7. Renate Reinsve, “The Worst Person in the World”
Also known as the best actor in the race. But since Norway’s entry into the international feature category doesn’t open until Feb. 4, you’ll just have to take my word for that — and also, the endorsement from the Cannes jury that gave Reinsve the best actress prize this year. Her turn in this Joachim Trier dramedy makes the quest for adulthood seem both impossible and, yet, somehow attainable.
6. Will Smith, “King Richard”
It has been a long time since Smith ruled as the King of Fourth of July, and look what’s happened to the world since he left the throne. “King Richard” is one of those seeming crowd-pleasers that flopped at the box office … though maybe people watched on HBO Max? Critics liked it; the moviegoers that did see it dug it too, giving the film an A on Cinemascore. Smith has been busy promoting the movie and his memoir, which has topped the Amazon charts. People still like him, even if he sometimes over-shares.
5. Denzel Washington, “The Tragedy of Macbeth”
In Joel Coen’s visually striking Shakespeare adaptation, a dialed-down Denzel gradually gives way to madness, resulting in one of the two-time Oscar winner’s greatest performances. But you knew that would be the case the minute you heard he’d been cast in the role.
4. Benedict Cumberbatch, “The Power of the Dog”
It’s not as though Cumberbatch hasn’t played a swaggering jerk before. You saw “Sherlock,” right? But we’ve never fully glimpsed the tightly coiled menace he brings to Jane Campion’s acclaimed western-thriller, though, as we come to learn, that’s not all there is to his cattle rancher character. And the more we learn, the more we marvel at the precision of Cumberbatch’s performance.
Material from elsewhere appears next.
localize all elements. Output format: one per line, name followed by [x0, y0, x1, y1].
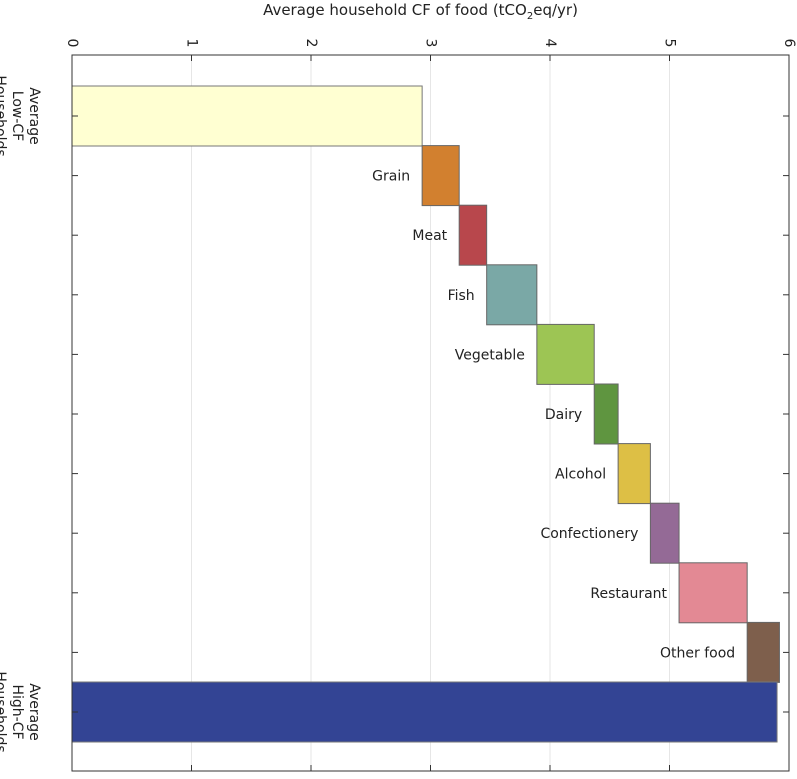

3. Kristen Stewart, “Spencer”
Maybe you weren’t expecting or craving or, come to think of it, even wanting a psychological-horror chamber-piece treatment of Princess Diana’s rift with the royal family. In that case, “The Crown” is probably more your speed. Nothing wrong with that. But don’t let that diminish Stewart’s transformative turn, which reveals so, so much, including the star’s own ambivalence about living under the microscope. Plus there’s a joyful sing-along at the end. Prison escapes haven’t been this much fun since Steve McQueen jumped the barricades on his motorcycle!
2. Lady Gaga, “House of Gucci”
Gaga says she lived and breathed Patrizia Reggiani for a full 18 months, never breaking character while making “Gucci.” How deep was her immersion? She says when she drove by where Maurizio Gucci was shot, she “felt a pin drop in my stomach because I was so in my character, and I thought, ‘What have I done?’” You don’t have to like “House of Gucci” to respect the level of commitment and, frankly, nuttiness in that quote and realize that Gaga is this generation’s Cher and, as such, would elevate every single Oscar ceremony she attends.
1. Olivia Colman, “The Lost Daughter”
She can’t win every time she’s nominated, can she? It’s a question you’ll be asking after watching Colman’s spiky, enigmatic and deeply vulnerable turn as the self-described “unnatural mother” in Maggie Gyllenhaal’s satisfying Elena Ferrante adaptation.